Isabel Munilla is senior policy advisor for Extractive Industries at the humanitarian and relief organization Oxfam America. She leads research and analysis to support Oxfam initiatives on oil, gas and mining transparency with a focus on securities, contract disclosure norms, and implementation of the Extractive Industries Transparency Initiative (EITI), and serves as a member of the USEITI Multi-Stakeholder Group. She engages with governments, multinational companies, development banks, investors and civil society organizations, and her geographic focus includes US, Canada, and EU, as well as South Africa and Cambodia, with a lesser focus on East Africa.

 

Previously, Isabel was the Director of Publish What You Pay United States (PWYP), a coalition of faith-based, human rights, anti-poverty, anti-corruption, and development organizations that work together to push for transparency in the payments made by the oil, gas, and mining sectors to governments. Isabel led PWYP’s advocacy for improved policies within the US government, multinational companies, and international financial institutions, and the EITI. She led PWYP US’s 2010 drive to pass Section 1504/Cardin-Lugar provision of the U.S. Dodd-Frank Act, which requires oil, gas, and mining companies registered with the Securities and Exchange Commission (SEC) to publish their payments to governments as part of their annual reports to the Commission.

 

Prior to joining PWYP, she worked for 9 years at the World Resources Institute conducting research with civil society partners on the social and environmental impacts – and benefits - of natural resource extraction.

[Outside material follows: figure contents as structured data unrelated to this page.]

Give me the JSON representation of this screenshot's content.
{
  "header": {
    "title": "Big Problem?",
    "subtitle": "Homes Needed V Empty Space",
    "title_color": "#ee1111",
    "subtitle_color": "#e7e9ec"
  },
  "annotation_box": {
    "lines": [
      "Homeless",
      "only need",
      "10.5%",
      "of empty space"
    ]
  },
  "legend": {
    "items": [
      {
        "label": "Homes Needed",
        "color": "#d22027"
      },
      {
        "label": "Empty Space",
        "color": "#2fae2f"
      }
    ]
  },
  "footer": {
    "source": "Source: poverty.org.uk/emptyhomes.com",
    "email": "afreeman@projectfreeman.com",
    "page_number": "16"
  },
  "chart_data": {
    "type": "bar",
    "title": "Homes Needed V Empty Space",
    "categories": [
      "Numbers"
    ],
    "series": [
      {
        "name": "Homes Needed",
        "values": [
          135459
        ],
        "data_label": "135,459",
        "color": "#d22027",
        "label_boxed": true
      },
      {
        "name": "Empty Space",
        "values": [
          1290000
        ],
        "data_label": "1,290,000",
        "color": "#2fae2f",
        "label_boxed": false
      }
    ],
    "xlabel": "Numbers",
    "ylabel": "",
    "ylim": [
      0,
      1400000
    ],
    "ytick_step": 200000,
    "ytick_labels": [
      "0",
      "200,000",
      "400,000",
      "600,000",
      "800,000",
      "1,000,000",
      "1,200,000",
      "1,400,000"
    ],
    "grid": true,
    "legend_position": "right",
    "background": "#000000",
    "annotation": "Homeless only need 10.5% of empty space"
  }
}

She was the principal author of "People, Power and Pipelines: Lessons from Peru: in the governance of gas production revenues and co-authored "Breaking Ground: Engaging Communities in Extractives and Infrastructure Projects." She worked with civil society coalitions in the Amazon region, Indonesia, Russia, and Central Africa to examine the governance challenges inherent in extractive industries and the forestry sector, and the associated role of corporations and international financial institutions in influencing national and private systems of risk mitigation and management in these sectors.

 

She holds degrees in French and Journalism from the University of Maryland, College Park.